Leading in Turbulent Times (VUCA)

As a Dirt World leader, you’re likely familiar with the VUCA environment, even if you’re not calling it that.

The term originated with the collapse of the Soviet Union. Confronted with the new norm of the post-Cold War era, the U.S. military needed a term to describe the environment it now faced, an environment that was volatile, uncertain, complex, and ambiguous. And so VUCA was born. 

In this video, Adamchik talked with Blount about the conditions that make up a VUCA environment, the antidote to VUCA, and how these concepts can help you lead in turbulent times. 

VUCA and the world of construction.

VUCA has become a bit of a buzzword in the business world. The term is an acronym for volatility, uncertainty, complexity, and ambiguity. Here’s what each of these words mean in the context of the Dirt World environment:

Volatility. When we don’t necessarily know what’s coming next, we’re dealing with a volatile environment.

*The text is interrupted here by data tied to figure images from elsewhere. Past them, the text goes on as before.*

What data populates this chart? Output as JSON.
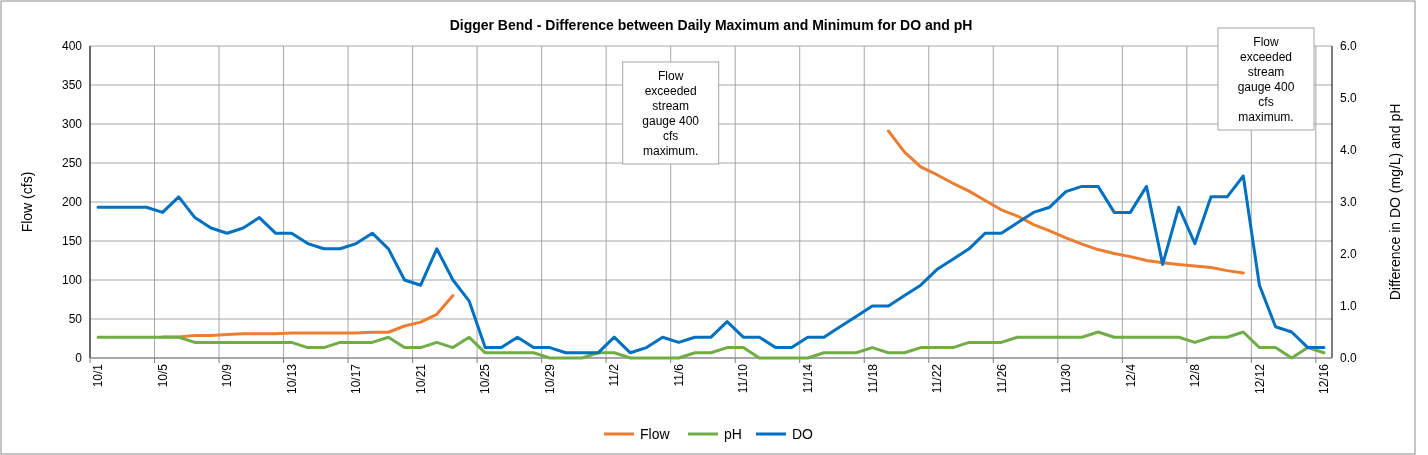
{
  "chart_data": {
    "type": "line",
    "title": "Digger Bend - Difference between Daily Maximum and Minimum for DO and pH",
    "ylabel": "Flow (cfs)",
    "y2label": "Difference in DO (mg/L) and pH",
    "categories": [
      "10/1",
      null,
      null,
      null,
      "10/5",
      null,
      null,
      null,
      "10/9",
      null,
      null,
      null,
      "10/13",
      null,
      null,
      null,
      "10/17",
      null,
      null,
      null,
      "10/21",
      null,
      null,
      null,
      "10/25",
      null,
      null,
      null,
      "10/29",
      null,
      null,
      null,
      "11/2",
      null,
      null,
      null,
      "11/6",
      null,
      null,
      null,
      "11/10",
      null,
      null,
      null,
      "11/14",
      null,
      null,
      null,
      "11/18",
      null,
      null,
      null,
      "11/22",
      null,
      null,
      null,
      "11/26",
      null,
      null,
      null,
      "11/30",
      null,
      null,
      null,
      "12/4",
      null,
      null,
      null,
      "12/8",
      null,
      null,
      null,
      "12/12",
      null,
      null,
      null,
      "12/16"
    ],
    "series": [
      {
        "name": "Flow",
        "color": "#ed7d31",
        "axis": "y",
        "values": [
          null,
          null,
          null,
          null,
          27,
          27,
          29,
          29,
          30,
          31,
          31,
          31,
          32,
          32,
          32,
          32,
          32,
          33,
          33,
          41,
          46,
          56,
          80,
          null,
          null,
          null,
          null,
          null,
          null,
          null,
          null,
          null,
          null,
          null,
          null,
          null,
          null,
          null,
          null,
          null,
          null,
          null,
          null,
          null,
          null,
          null,
          null,
          null,
          null,
          291,
          264,
          245,
          235,
          224,
          214,
          202,
          190,
          182,
          171,
          163,
          154,
          146,
          139,
          134,
          130,
          125,
          122,
          120,
          118,
          116,
          112,
          109,
          null,
          null,
          null,
          null,
          null
        ]
      },
      {
        "name": "pH",
        "color": "#70ad47",
        "axis": "y2",
        "values": [
          0.4,
          0.4,
          0.4,
          0.4,
          0.4,
          0.4,
          0.3,
          0.3,
          0.3,
          0.3,
          0.3,
          0.3,
          0.3,
          0.2,
          0.2,
          0.3,
          0.3,
          0.3,
          0.4,
          0.2,
          0.2,
          0.3,
          0.2,
          0.4,
          0.1,
          0.1,
          0.1,
          0.1,
          0.0,
          0.0,
          0.0,
          0.1,
          0.1,
          0.0,
          0.0,
          0.0,
          0.0,
          0.1,
          0.1,
          0.2,
          0.2,
          0.0,
          0.0,
          0.0,
          0.0,
          0.1,
          0.1,
          0.1,
          0.2,
          0.1,
          0.1,
          0.2,
          0.2,
          0.2,
          0.3,
          0.3,
          0.3,
          0.4,
          0.4,
          0.4,
          0.4,
          0.4,
          0.5,
          0.4,
          0.4,
          0.4,
          0.4,
          0.4,
          0.3,
          0.4,
          0.4,
          0.5,
          0.2,
          0.2,
          0.0,
          0.2,
          0.1
        ]
      },
      {
        "name": "DO",
        "color": "#0070c0",
        "axis": "y2",
        "values": [
          2.9,
          2.9,
          2.9,
          2.9,
          2.8,
          3.1,
          2.7,
          2.5,
          2.4,
          2.5,
          2.7,
          2.4,
          2.4,
          2.2,
          2.1,
          2.1,
          2.2,
          2.4,
          2.1,
          1.5,
          1.4,
          2.1,
          1.5,
          1.1,
          0.2,
          0.2,
          0.4,
          0.2,
          0.2,
          0.1,
          0.1,
          0.1,
          0.4,
          0.1,
          0.2,
          0.4,
          0.3,
          0.4,
          0.4,
          0.7,
          0.4,
          0.4,
          0.2,
          0.2,
          0.4,
          0.4,
          0.6,
          0.8,
          1.0,
          1.0,
          1.2,
          1.4,
          1.7,
          1.9,
          2.1,
          2.4,
          2.4,
          2.6,
          2.8,
          2.9,
          3.2,
          3.3,
          3.3,
          2.8,
          2.8,
          3.3,
          1.8,
          2.9,
          2.2,
          3.1,
          3.1,
          3.5,
          1.4,
          0.6,
          0.5,
          0.2,
          0.2
        ]
      }
    ],
    "ylim": [
      0,
      400
    ],
    "yticks": [
      0,
      50,
      100,
      150,
      200,
      250,
      300,
      350,
      400
    ],
    "y2lim": [
      0,
      6
    ],
    "y2ticks": [
      {
        "value": 0,
        "label": "0.0"
      },
      {
        "value": 1,
        "label": "1.0"
      },
      {
        "value": 2,
        "label": "2.0"
      },
      {
        "value": 3,
        "label": "3.0"
      },
      {
        "value": 4,
        "label": "4.0"
      },
      {
        "value": 5,
        "label": "5.0"
      },
      {
        "value": 6,
        "label": "6.0"
      }
    ],
    "annotations": [
      "Flow exceeded stream gauge 400 cfs maximum.",
      "Flow exceeded stream gauge 400 cfs maximum."
    ],
    "grid": true,
    "legend": "bottom",
    "marker": "none",
    "line_style": "solid"
  }
}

The pace of change, for example, has a significant effect on volatility. When changes come quickly, the environment often becomes more volatile.

Uncertainty. When an environment is uncertain, outcomes are unpredictable. Because the conditions on a construction project are very knowable, the uncertainty in construction comes from not really knowing what’s coming next. And often, this uncertainty creates paralysis within the organization.

Complexity. There’s a difference between a complex environment and a complicated one. In a complicated environment, cause and effect are fairly easy to determine, and this means you can figure out how to deal with the situation. With complexity, you can’t determine cause and effect, and things are happening that don’t fit your traditional model. 

Ambiguity. The ambiguous environment is a little like having to move forward in a fog. You know where you’re going, but it’s hazy out there, and things are blurry. One example in the construction world comes from the plans we work from. There’s ambiguity in how we’re going to build each particular component, but it’s not an excuse not to deliver the product. 

The antidote to VUCA.

When you’re dealing with situations arising in a VUCA environment, you need more than the traditional management and leadership approaches. Bob Johansen outlined the antidote to VUCA in a book titled Leaders Make the Future: Ten New Leadership Skills for an Uncertain World. The concepts that make up this antidote are simple and enduring (and easy to remember, as they also form the acronym VUCAl).

Vision and values

Vision enables us to see where we’re going, no matter how foggy it gets. And values say, no matter what happens, this is who we are. 

Think about why people keep coming to the United States. Our vision and our values are our beacon on the hill. Yes, we have issues, but the dream remains: liberty, the pursuit of happiness, equality for all. 

Your vision is aspirational. It says, this is who we want to be. This is where we want to be. And values are the rules you’re going to play by as you work to achieve this vision.


When there’s uncertainty, you have to figure out what’s going on, both outside and inside. You do this by understanding your environment, which can be achieved through processes like environmental scanning.

Adamchik suggested making a team of frontline  — but not low level — people like project managers and project engineers, and putting them in charge of researching and understanding some part of your market. Then, once a year, bring them back in to present their results. This keeps your environmental scanning dynamic and ongoing, rather than an onerous, once-in-four-years process. 

After-action reviews also provide an incredible opportunity for you to really find out what’s going on. “That’s the understanding piece,” Adamchik said. “You’re digging deeper into what you do, and how you do it.”

Communication and clarity

So you have a vision. You’ve done the research, gotten to the understanding. Now you need to refine it, and communicate it across your organization so everybody gets it. 

But to get there, you also need clarity. Remember, you’re in a complex, foggy environment, where you’re uncertain, and things are volatile. But even though you don’t know what’s going to happen, you’ve got a kind of laser clarity as to what you’re about, and who you are. 

Adamchik illustrated with a football analogy. “If only six of your guys have clarity on the play you’ve just called, it’s not going to happen,” he pointed out. “You need all eleven players having the clarity to know how they’re going to move and when they’re going to move, so the play can go exactly as it’s supposed to.”


Agility is about the ability to make a decision and move, to avoid the paralysis that can come in a turbulent environment. And within an organization, these decisions need to be made and moved on at all levels. So how do you get this piece of the antidote?

“You probe and sense,” Adamchik said. “Think of it from a military perspective. If you know what’s in front of you, you form an attack plan and you go. But if you don’t really know what’s in front of you, you probe. And you sense. And it’s only after you probe and sense that you have the agility to respond and move.”


As Blount pointed out, once you recognize you’re in a VUCA environment, there’s no point lamenting over it. After all, you can’t change the environment. 

Instead, apply the antidote to help you keep moving forward despite the turbulence facing you:

  • vision and values
  • understanding
  • communication and clarity
  • agility

And as you begin practicing and applying this antidote to VUCA? “All the leadership concepts you’ve been learning — approachability, emotional intelligence, having the hard conversations, the huddle process — it all starts to comes together at this point,” said Adamchik.